Jan 6 Commission says it has new evidence of Trump pressure on the Justice Department.


The House committee investigating the Jan. 6 attack on the Capitol plans to release new evidence Thursday about how President Donald J. Trump attempted to manipulate the Department of Justice to help him cling to power after losing the 2020 election, aides said.

In its fifth public hearing this month, scheduled for 3 p.m. Thursday, the committee plans to hear testimony from three former senior Justice Department officials who are expected to outline the ways in which Mr. Trump has attempted to abuse the attorney general’s office to strike down. His defeat, an unusual example of a president interfering with the country’s law enforcement to his own personal ends.

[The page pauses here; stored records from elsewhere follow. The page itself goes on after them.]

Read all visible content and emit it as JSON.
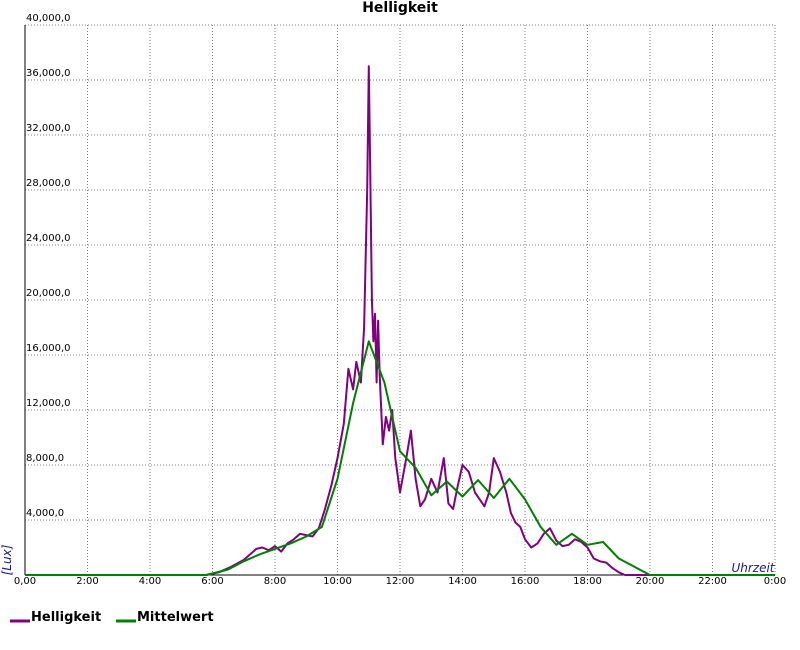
{
  "chart_data": {
    "type": "line",
    "title": "Helligkeit",
    "xlabel": "Uhrzeit",
    "ylabel": "[Lux]",
    "xlim": [
      0,
      24
    ],
    "ylim": [
      0,
      40000
    ],
    "x_ticks": [
      "0,00",
      "2:00",
      "4:00",
      "6:00",
      "8:00",
      "10:00",
      "12:00",
      "14:00",
      "16:00",
      "18:00",
      "20:00",
      "22:00",
      "0:00"
    ],
    "y_ticks": [
      "4,000,0",
      "8,000,0",
      "12,000,0",
      "16,000,0",
      "20,000,0",
      "24,000,0",
      "28,000,0",
      "32,000,0",
      "36,000,0",
      "40,000,0"
    ],
    "grid": true,
    "legend_position": "bottom-left",
    "colors": {
      "Helligkeit": "#800080",
      "Mittelwert": "#008000"
    },
    "series": [
      {
        "name": "Helligkeit",
        "x": [
          0,
          5.8,
          6.2,
          6.6,
          7.0,
          7.4,
          7.6,
          7.8,
          8.0,
          8.2,
          8.4,
          8.6,
          8.8,
          9.0,
          9.2,
          9.4,
          9.6,
          9.8,
          10.0,
          10.2,
          10.35,
          10.5,
          10.6,
          10.75,
          10.85,
          10.95,
          11.0,
          11.05,
          11.1,
          11.15,
          11.2,
          11.25,
          11.3,
          11.35,
          11.45,
          11.55,
          11.65,
          11.75,
          11.85,
          12.0,
          12.2,
          12.35,
          12.5,
          12.65,
          12.8,
          13.0,
          13.2,
          13.4,
          13.55,
          13.7,
          13.85,
          14.0,
          14.2,
          14.4,
          14.55,
          14.7,
          14.85,
          15.0,
          15.2,
          15.4,
          15.55,
          15.7,
          15.85,
          16.0,
          16.2,
          16.4,
          16.6,
          16.8,
          17.0,
          17.2,
          17.4,
          17.6,
          17.8,
          18.0,
          18.2,
          18.4,
          18.6,
          18.8,
          19.0,
          19.2,
          19.4,
          19.7,
          20.0,
          24.0
        ],
        "y": [
          0,
          0,
          200,
          600,
          1100,
          1900,
          2000,
          1800,
          2100,
          1700,
          2300,
          2600,
          3000,
          2900,
          2800,
          3400,
          4800,
          6500,
          8500,
          11000,
          15000,
          13500,
          15500,
          14000,
          18000,
          28000,
          37000,
          29000,
          20000,
          17000,
          19000,
          14000,
          18500,
          14500,
          9500,
          11500,
          10500,
          12000,
          8500,
          6000,
          8500,
          10500,
          7000,
          5000,
          5500,
          7000,
          6000,
          8500,
          5200,
          4800,
          6500,
          8000,
          7500,
          6000,
          5500,
          5000,
          6000,
          8500,
          7500,
          6000,
          4500,
          3800,
          3500,
          2600,
          2000,
          2300,
          3000,
          3400,
          2500,
          2100,
          2200,
          2600,
          2400,
          2000,
          1200,
          1000,
          900,
          500,
          200,
          0,
          0,
          0,
          0,
          0
        ]
      },
      {
        "name": "Mittelwert",
        "x": [
          0,
          5.8,
          6.5,
          7.0,
          7.5,
          8.0,
          8.5,
          9.0,
          9.5,
          10.0,
          10.5,
          11.0,
          11.5,
          12.0,
          12.5,
          13.0,
          13.5,
          14.0,
          14.5,
          15.0,
          15.5,
          16.0,
          16.5,
          17.0,
          17.5,
          18.0,
          18.5,
          19.0,
          19.5,
          20.0,
          24.0
        ],
        "y": [
          0,
          0,
          400,
          1000,
          1500,
          1900,
          2300,
          2800,
          3500,
          7000,
          12500,
          17000,
          14000,
          9000,
          7800,
          5800,
          6800,
          5700,
          6900,
          5600,
          7000,
          5500,
          3500,
          2200,
          3000,
          2200,
          2400,
          1200,
          600,
          0,
          0
        ]
      }
    ]
  }
}
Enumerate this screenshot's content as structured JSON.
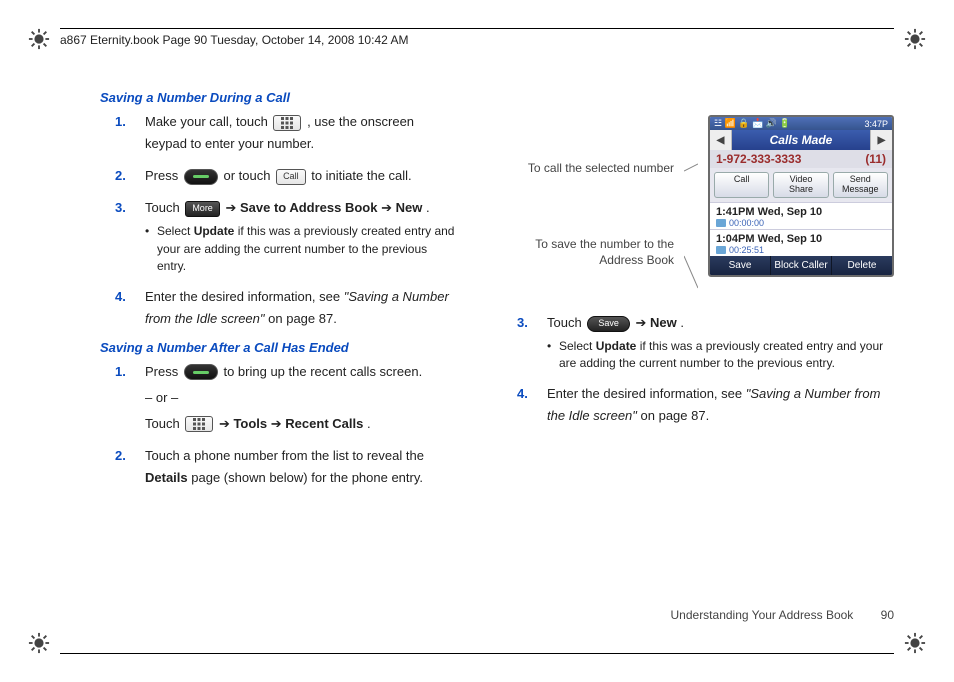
{
  "header": {
    "running_head": "a867 Eternity.book  Page 90  Tuesday, October 14, 2008  10:42 AM"
  },
  "section1": {
    "heading": "Saving a Number During a Call",
    "steps": {
      "s1a": "Make your call, touch ",
      "s1b": ", use the onscreen keypad to enter your number.",
      "s2a": "Press ",
      "s2b": " or touch ",
      "s2c": " to initiate the call.",
      "icon_dial": "Dial",
      "icon_call": "Call",
      "s3a": "Touch ",
      "icon_more": "More",
      "s3b": " ➔ ",
      "s3_bold1": "Save to Address Book",
      "s3c": " ➔ ",
      "s3_bold2": "New",
      "s3d": ".",
      "sub1a": "Select ",
      "sub1_bold": "Update",
      "sub1b": " if this was a previously created entry and your are adding the current number to the previous entry.",
      "s4a": "Enter the desired information, see ",
      "s4_ref": "\"Saving a Number from the Idle screen\"",
      "s4b": " on page 87."
    }
  },
  "section2": {
    "heading": "Saving a Number After a Call Has Ended",
    "steps": {
      "s1a": "Press ",
      "s1b": " to bring up the recent calls screen.",
      "or": "– or –",
      "s1c": "Touch ",
      "icon_menu": "Menu",
      "s1d": " ➔ ",
      "s1_bold1": "Tools",
      "s1e": " ➔ ",
      "s1_bold2": "Recent Calls",
      "s1f": ".",
      "s2a": "Touch a phone number from the list to reveal the ",
      "s2_bold": "Details",
      "s2b": " page (shown below) for the phone entry."
    }
  },
  "figure": {
    "callout1": "To call the selected number",
    "callout2": "To save the number to the Address Book",
    "phone": {
      "status_left": "☳ 📶 🔒 📩 🔊 🔋",
      "status_right": "3:47P",
      "tab_title": "Calls Made",
      "number": "1-972-333-3333",
      "count": "(11)",
      "btn_call": "Call",
      "btn_video": "Video\nShare",
      "btn_msg": "Send\nMessage",
      "e1_time": "1:41PM Wed, Sep 10",
      "e1_dur": "00:00:00",
      "e2_time": "1:04PM Wed, Sep 10",
      "e2_dur": "00:25:51",
      "sk_save": "Save",
      "sk_block": "Block Caller",
      "sk_delete": "Delete"
    }
  },
  "rightsteps": {
    "s3a": "Touch ",
    "icon_save": "Save",
    "s3b": " ➔ ",
    "s3_bold": "New",
    "s3c": ".",
    "sub1a": "Select ",
    "sub1_bold": "Update",
    "sub1b": " if this was a previously created entry and your are adding the current number to the previous entry.",
    "s4a": "Enter the desired information, see ",
    "s4_ref": "\"Saving a Number from the Idle screen\"",
    "s4b": " on page 87."
  },
  "footer": {
    "section_title": "Understanding Your Address Book",
    "page_number": "90"
  }
}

Committee aides said the committee would detail how Mr. Trump unsuccessfully pushed administration officials to falsely declare the existence of widespread election fraud, to file lawsuits in favor of his campaign and to appoint a conspiracy theorist as special counsel to investigate the election. It will also trace his failed efforts to send false messages to state officials to sabotage the election results, and finally to Replacing the Acting Attorney Generalwho refused to keep pace with his plans.

Trump eventually backed down after agency officials threatened mass resignations, but the committee presents his actions as a critical step in a multi-level effort by the former president to sabotage the election.

The witnesses scheduled to testify are Jeffrey A. Rosen, Acting Attorney General; Richard B. and Steven A. Engel, former Assistant Attorney General for the Office of Legal Counsel.

Representative Adam Kinzinger, a Republican from Illinois and a member of the committee, is expected to play a central role in questioning witnesses and providing evidence. He hinted that the hearing may reveal more information about members of Congress who sought pardons after January 6.

Trump’s attempt to interfere with the Justice Department’s business to keep his office well was documented by both the Senate Judiciary Committee and the House Committee on Jan. 6, but House investigation aides said Thursday’s hearing will contain new suggestions. .

Time and time again, department officials told Trump after the election that his allegations of widespread fraud were false, and prompted him to retract some of his more radical proposals.

One dramatic moment came at the Oval Office meeting on January 3, 2021, when Jeffrey ClarkAn unidentified attorney in the department who has been strategizing how to keep Mr. Trump in power suggested that the agency issue a legal opinion to Vice President Mike Pence telling him what actions he could take during the joint session of Congress. Three days later, when lawmakers were scheduled to meet for the official election count that would confirm Joseph R. Biden Jr.

“This is a ridiculous idea,” Mr. Engel interjected, according to testimony he gave before the commission. “It is not the role of the Department of Justice to provide legislative officials with legal advice on the scope of their duties.”

Trump then spoke and told Justice Department officials, who had repeatedly told him that his allegations of widespread fraud were false, and that they would not speak to Pence.

“No one should be talking to the vice president here,” Trump said, according to Mr. Engel.

Mr. Trump will go to Over and over again pay Mr. Pence To try to overturn the election results.

Also at that meeting, Mr. Trump proposed removing Mr. Rosen, who had been advising him that the 2020 election had not been stolen, and replacing him with Mr. Clark, who was willing to bid.

“Sir, I will resign immediately,” said Mr. Donoghue, according to testimony he gave. “It is impossible for me to serve a minute under this man,” he said of Mr. Clark.

Mr. Trump then turned to Mr. Engel and said, “Steve, you’re not resigning, are you?” “Of course I will, Mr. President,” replied Mr. Engel. “You leave me no choice.”

Justice Department officials have also been witnesses to interactions between Pat A. Cipollone, the White House counsel, and Mr. Trump. Cipollone has been invited by the commission to testify publicly, but he has so far declined.

Mr. Cipollone opposed the plan put forward by Mr. Clark, who wanted to distribute official letters to several state legislatures falsely alerting them that elections might have been stolen and urging them to reconsider the approved election results.

“That’s the message this man wants to send – that message is a murder and suicide pact,” Mr. Cipollone told Mr. Trump. “It will harm everyone who touches it. And we shouldn’t do anything with this letter. I don’t ever want to see this letter again.”

The committee plans to hold at least two more sessions in July, according to its chair, Representative Benny Thompson, Democrat of Mississippi. These sessions are expected to detail how a mob of violent extremists attacked Congress and how Mr. Trump did nothing to reverse the violence for more than three hours.